Investment Banks almost always hedge their position. The minute they give $1 Billion Dollars to IBM, they immediately buy Insurance against IBM default from another Investment bank usually through Credit Default Swaps. But as you can see for an Investment Bank to be perfectly hedged it needs the other bank to not go bankrupt.
Also for certain instruments pefect hedging is physically impossible. So, Investment Banks have the potential to blow up without a safety net of liquidity. Thats were the Fed comes in to give them short term money lending.
People are theorizing that without the backing of Solid Deposits, Investment Banks are riskier and hence it is best to merge with a commercial bank. This may or may not be true. But as seen above, in the IB world, perception becomes reality very quickly.
Suggestion #1
Don't read what Melonie says. She is incredibly one-sided and shows you in great detail the workings of 1% of the world while totally ignoring the other 99%
Suggestion #2
The World is fine
In Summary,
There is
=>confidence crisis in Wall Street. When this happens,
=>the cost of borrowing goes up to the business, which makes them
=>not invest/hire, which in turn
=>drops the confidence of consumers, who in turn
=>not buy stuff, which in turn makes business
=>not invest/hire which in turn
.
.
Fortunately, we are not on Gold Standard. When Such a crisis happens, Fed will print money (by reducing interest rates) which makes
==> Cost of borrowing for business a little less, which makes them
==> invest/hire, which in turn
==> increases consumer confidence, who in turn
==> Buy stuff, which in turn makes business
==> invest/hire
.
.
.
Unfortunately, at this stage economy is in the over-confident mode and does risky things and may drive prices up. Fortunately, we are not on Gold Standard. So, the fed takes away the money it printed (by raising interest rates)

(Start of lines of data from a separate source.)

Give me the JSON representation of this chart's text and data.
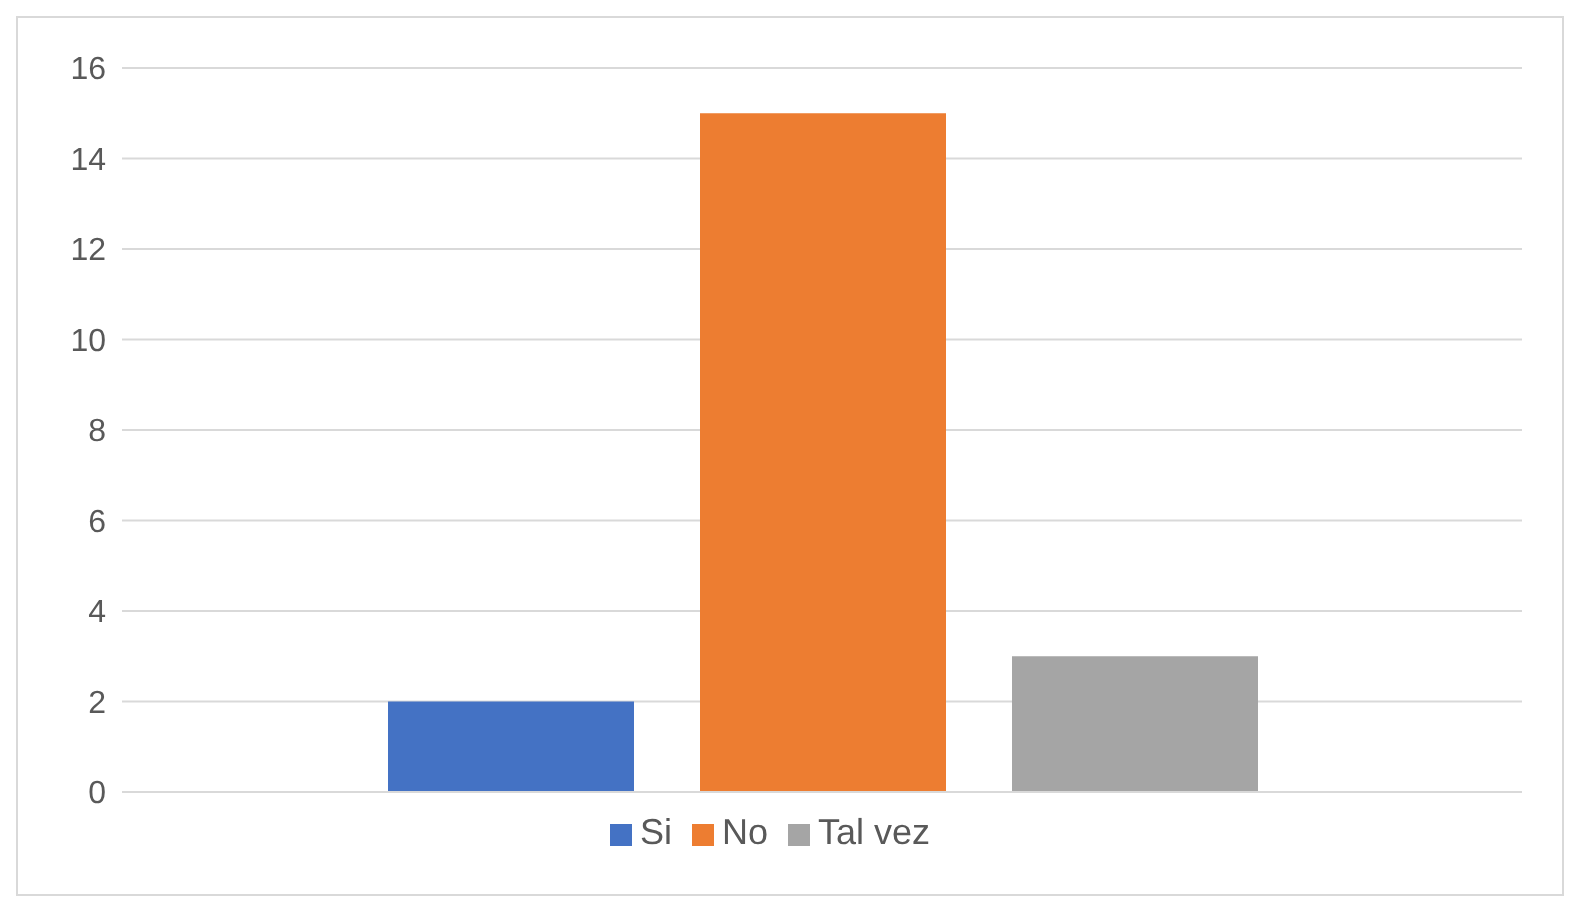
{
  "chart_data": {
    "type": "bar",
    "categories": [
      null
    ],
    "series": [
      {
        "name": "Si",
        "color": "#4472c4",
        "values": [
          2
        ]
      },
      {
        "name": "No",
        "color": "#ed7d31",
        "values": [
          15
        ]
      },
      {
        "name": "Tal vez",
        "color": "#a5a5a5",
        "values": [
          3
        ]
      }
    ],
    "ylim": [
      0,
      16
    ],
    "yticks": [
      0,
      2,
      4,
      6,
      8,
      10,
      12,
      14,
      16
    ],
    "grid": "y",
    "legend": "bottom",
    "tick_labels": "y"
  }
}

Of course, the fed will get its timing wrong and nothing goes up in a straight line. But Americans are incredibly smart and incredibly hard working and incredibly collaborative that in the long run, the system produce the Microsofts, the Intels, the Googles and the Apples
Then there is media and clueless-idiots-who-run-shady-web-sites peddling stuff by scaring you to do irrational things like hoarding commodities, grow your own tomatos, and hoard useless items like Tulip Bulbs (because Tulip Bulb is Money). There is no harm in buying the occasional Tulip Bulb, but don't think it is an investment
Golden Sacks - $84 billion in writedowns
http://bankimplode.com/blog/2008/08/25/goldman-sachs/
Morgan Stanly - $24 billion
http://bankimplode.com/blog/2008/08/15/morgan-stanley/
as in previous posts, Xan tends to 'forget' that we now live in a global economy. Since Americans have not 'saved' money for decades, a large portion of the capital behind US banks in fact now comes from foreign investors. and a large portion of US corporate financing now comes from foreign banks (or investment houses that are gradually becoming wholly owned subsidiaries of foreign banks / Sovereign wealth).

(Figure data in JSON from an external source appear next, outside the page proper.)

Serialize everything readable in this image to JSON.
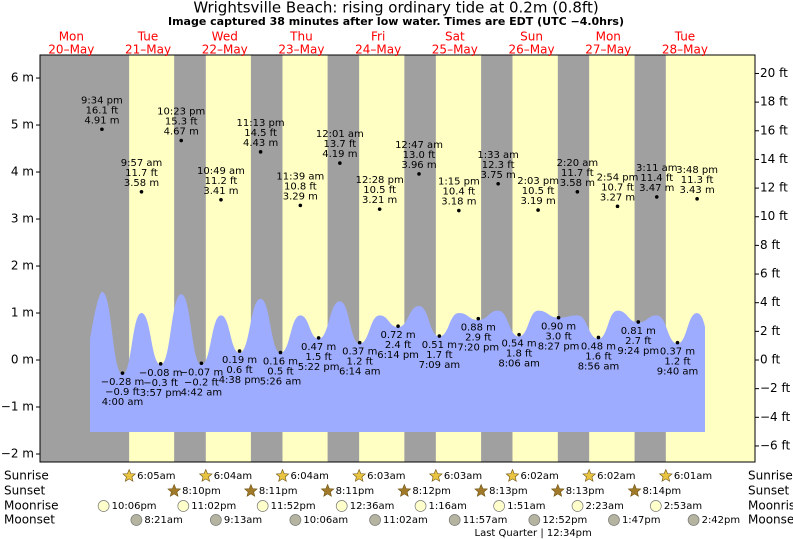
{
  "chart_data": {
    "type": "tide",
    "title": "Wrightsville Beach: rising  ordinary tide at 0.2m (0.8ft)",
    "subtitle": "Image captured 38 minutes after low water. Times are EDT (UTC −4.0hrs)",
    "ylim": [
      -2.17,
      6.49
    ],
    "yticks": [
      {
        "value": 6,
        "label": "6 m"
      },
      {
        "value": 5,
        "label": "5 m"
      },
      {
        "value": 4,
        "label": "4 m"
      },
      {
        "value": 3,
        "label": "3 m"
      },
      {
        "value": 2,
        "label": "2 m"
      },
      {
        "value": 1,
        "label": "1 m"
      },
      {
        "value": 0,
        "label": "0 m"
      },
      {
        "value": -1,
        "label": "−1 m"
      },
      {
        "value": -2,
        "label": "−2 m"
      }
    ],
    "y2lim": [
      -7.12,
      21.29
    ],
    "y2ticks": [
      {
        "value": 20,
        "label": "20 ft"
      },
      {
        "value": 18,
        "label": "18 ft"
      },
      {
        "value": 16,
        "label": "16 ft"
      },
      {
        "value": 14,
        "label": "14 ft"
      },
      {
        "value": 12,
        "label": "12 ft"
      },
      {
        "value": 10,
        "label": "10 ft"
      },
      {
        "value": 8,
        "label": "8 ft"
      },
      {
        "value": 6,
        "label": "6 ft"
      },
      {
        "value": 4,
        "label": "4 ft"
      },
      {
        "value": 2,
        "label": "2 ft"
      },
      {
        "value": 0,
        "label": "0 ft"
      },
      {
        "value": -2,
        "label": "−2 ft"
      },
      {
        "value": -4,
        "label": "−4 ft"
      },
      {
        "value": -6,
        "label": "−6 ft"
      }
    ],
    "row_labels": {
      "sunrise": "Sunrise",
      "sunset": "Sunset",
      "moonrise": "Moonrise",
      "moonset": "Moonset"
    },
    "days": [
      {
        "dow": "Mon",
        "date": "20–May",
        "sunrise": null,
        "sunset": null,
        "moonrise": "10:06pm",
        "moonset": null,
        "tides": [
          {
            "time": "9:34 pm",
            "ft": 16.1,
            "ft_label": "16.1 ft",
            "m": 4.91,
            "m_label": "4.91 m",
            "level": 1.45
          }
        ]
      },
      {
        "dow": "Tue",
        "date": "21–May",
        "sunrise": "6:05am",
        "sunset": "8:10pm",
        "moonrise": "11:02pm",
        "moonset": "8:21am",
        "tides": [
          {
            "time": "4:00 am",
            "ft": -0.9,
            "ft_label": "−0.9 ft",
            "m": -0.28,
            "m_label": "−0.28 m",
            "level": -0.3
          },
          {
            "time": "9:57 am",
            "ft": 11.7,
            "ft_label": "11.7 ft",
            "m": 3.58,
            "m_label": "3.58 m",
            "level": 1.0
          },
          {
            "time": "3:57 pm",
            "ft": -0.3,
            "ft_label": "−0.3 ft",
            "m": -0.08,
            "m_label": "−0.08 m",
            "level": -0.1
          },
          {
            "time": "10:23 pm",
            "ft": 15.3,
            "ft_label": "15.3 ft",
            "m": 4.67,
            "m_label": "4.67 m",
            "level": 1.4
          }
        ]
      },
      {
        "dow": "Wed",
        "date": "22–May",
        "sunrise": "6:04am",
        "sunset": "8:11pm",
        "moonrise": "11:52pm",
        "moonset": "9:13am",
        "tides": [
          {
            "time": "4:42 am",
            "ft": -0.2,
            "ft_label": "−0.2 ft",
            "m": -0.07,
            "m_label": "−0.07 m",
            "level": -0.1
          },
          {
            "time": "10:49 am",
            "ft": 11.2,
            "ft_label": "11.2 ft",
            "m": 3.41,
            "m_label": "3.41 m",
            "level": 0.95
          },
          {
            "time": "4:38 pm",
            "ft": 0.6,
            "ft_label": "0.6 ft",
            "m": 0.19,
            "m_label": "0.19 m",
            "level": 0.15
          },
          {
            "time": "11:13 pm",
            "ft": 14.5,
            "ft_label": "14.5 ft",
            "m": 4.43,
            "m_label": "4.43 m",
            "level": 1.3
          }
        ]
      },
      {
        "dow": "Thu",
        "date": "23–May",
        "sunrise": "6:04am",
        "sunset": "8:11pm",
        "moonrise": null,
        "moonset": "10:06am",
        "tides": [
          {
            "time": "5:26 am",
            "ft": 0.5,
            "ft_label": "0.5 ft",
            "m": 0.16,
            "m_label": "0.16 m",
            "level": 0.15
          },
          {
            "time": "11:39 am",
            "ft": 10.8,
            "ft_label": "10.8 ft",
            "m": 3.29,
            "m_label": "3.29 m",
            "level": 0.95
          },
          {
            "time": "5:22 pm",
            "ft": 1.5,
            "ft_label": "1.5 ft",
            "m": 0.47,
            "m_label": "0.47 m",
            "level": 0.45
          }
        ]
      },
      {
        "dow": "Fri",
        "date": "24–May",
        "sunrise": "6:03am",
        "sunset": "8:12pm",
        "moonrise": "12:36am",
        "moonset": "11:02am",
        "tides": [
          {
            "time": "12:01 am",
            "ft": 13.7,
            "ft_label": "13.7 ft",
            "m": 4.19,
            "m_label": "4.19 m",
            "level": 1.25
          },
          {
            "time": "6:14 am",
            "ft": 1.2,
            "ft_label": "1.2 ft",
            "m": 0.37,
            "m_label": "0.37 m",
            "level": 0.35
          },
          {
            "time": "12:28 pm",
            "ft": 10.5,
            "ft_label": "10.5 ft",
            "m": 3.21,
            "m_label": "3.21 m",
            "level": 0.95
          },
          {
            "time": "6:14 pm",
            "ft": 2.4,
            "ft_label": "2.4 ft",
            "m": 0.72,
            "m_label": "0.72 m",
            "level": 0.7
          }
        ]
      },
      {
        "dow": "Sat",
        "date": "25–May",
        "sunrise": "6:03am",
        "sunset": "8:13pm",
        "moonrise": "1:16am",
        "moonset": "11:57am",
        "tides": [
          {
            "time": "12:47 am",
            "ft": 13.0,
            "ft_label": "13.0 ft",
            "m": 3.96,
            "m_label": "3.96 m",
            "level": 1.15
          },
          {
            "time": "7:09 am",
            "ft": 1.7,
            "ft_label": "1.7 ft",
            "m": 0.51,
            "m_label": "0.51 m",
            "level": 0.5
          },
          {
            "time": "1:15 pm",
            "ft": 10.4,
            "ft_label": "10.4 ft",
            "m": 3.18,
            "m_label": "3.18 m",
            "level": 1.0
          },
          {
            "time": "7:20 pm",
            "ft": 2.9,
            "ft_label": "2.9 ft",
            "m": 0.88,
            "m_label": "0.88 m",
            "level": 0.85
          }
        ]
      },
      {
        "dow": "Sun",
        "date": "26–May",
        "sunrise": "6:02am",
        "sunset": "8:13pm",
        "moonrise": "1:51am",
        "moonset": "12:52pm",
        "moon_phase": "Last Quarter | 12:34pm",
        "tides": [
          {
            "time": "1:33 am",
            "ft": 12.3,
            "ft_label": "12.3 ft",
            "m": 3.75,
            "m_label": "3.75 m",
            "level": 1.05
          },
          {
            "time": "8:06 am",
            "ft": 1.8,
            "ft_label": "1.8 ft",
            "m": 0.54,
            "m_label": "0.54 m",
            "level": 0.5
          },
          {
            "time": "2:03 pm",
            "ft": 10.5,
            "ft_label": "10.5 ft",
            "m": 3.19,
            "m_label": "3.19 m",
            "level": 1.05
          },
          {
            "time": "8:27 pm",
            "ft": 3.0,
            "ft_label": "3.0 ft",
            "m": 0.9,
            "m_label": "0.90 m",
            "level": 0.9
          }
        ]
      },
      {
        "dow": "Mon",
        "date": "27–May",
        "sunrise": "6:02am",
        "sunset": "8:14pm",
        "moonrise": "2:23am",
        "moonset": "1:47pm",
        "tides": [
          {
            "time": "2:20 am",
            "ft": 11.7,
            "ft_label": "11.7 ft",
            "m": 3.58,
            "m_label": "3.58 m",
            "level": 0.95
          },
          {
            "time": "8:56 am",
            "ft": 1.6,
            "ft_label": "1.6 ft",
            "m": 0.48,
            "m_label": "0.48 m",
            "level": 0.45
          },
          {
            "time": "2:54 pm",
            "ft": 10.7,
            "ft_label": "10.7 ft",
            "m": 3.27,
            "m_label": "3.27 m",
            "level": 1.05
          },
          {
            "time": "9:24 pm",
            "ft": 2.7,
            "ft_label": "2.7 ft",
            "m": 0.81,
            "m_label": "0.81 m",
            "level": 0.8
          }
        ]
      },
      {
        "dow": "Tue",
        "date": "28–May",
        "sunrise": "6:01am",
        "sunset": null,
        "moonrise": "2:53am",
        "moonset": "2:42pm",
        "tides": [
          {
            "time": "3:11 am",
            "ft": 11.4,
            "ft_label": "11.4 ft",
            "m": 3.47,
            "m_label": "3.47 m",
            "level": 0.95
          },
          {
            "time": "9:40 am",
            "ft": 1.2,
            "ft_label": "1.2 ft",
            "m": 0.37,
            "m_label": "0.37 m",
            "level": 0.35
          },
          {
            "time": "3:48 pm",
            "ft": 11.3,
            "ft_label": "11.3 ft",
            "m": 3.43,
            "m_label": "3.43 m",
            "level": 1.0
          }
        ]
      }
    ]
  }
}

Thus while Xan's comments about the FED interest rate cycle have been true in the past, today the FED is only one of many central banks and the dollar is only one of many currencies. This fact has given birth to a gargantuan 'carry trade' ... which involves the use of foreign currencies loaned at interest rates much lower than those charged for US dollars. This fact has also given birth to 'American' banks that are actually operating under the terms of foreign management directives and foreign currency financing (i.e. CIBC and to some degree CitiBank).
And the sad fact now is that when it comes to US FED actions, if foreign central banks don't agree they can easily overwhelm any US FED action taken. This is the real question. Same is true of individual foreign investors, sovereign wealth funds etc. who have any number of options in regard to where to deploy their capital / invest their money if they don't agree with the results of US FED actions.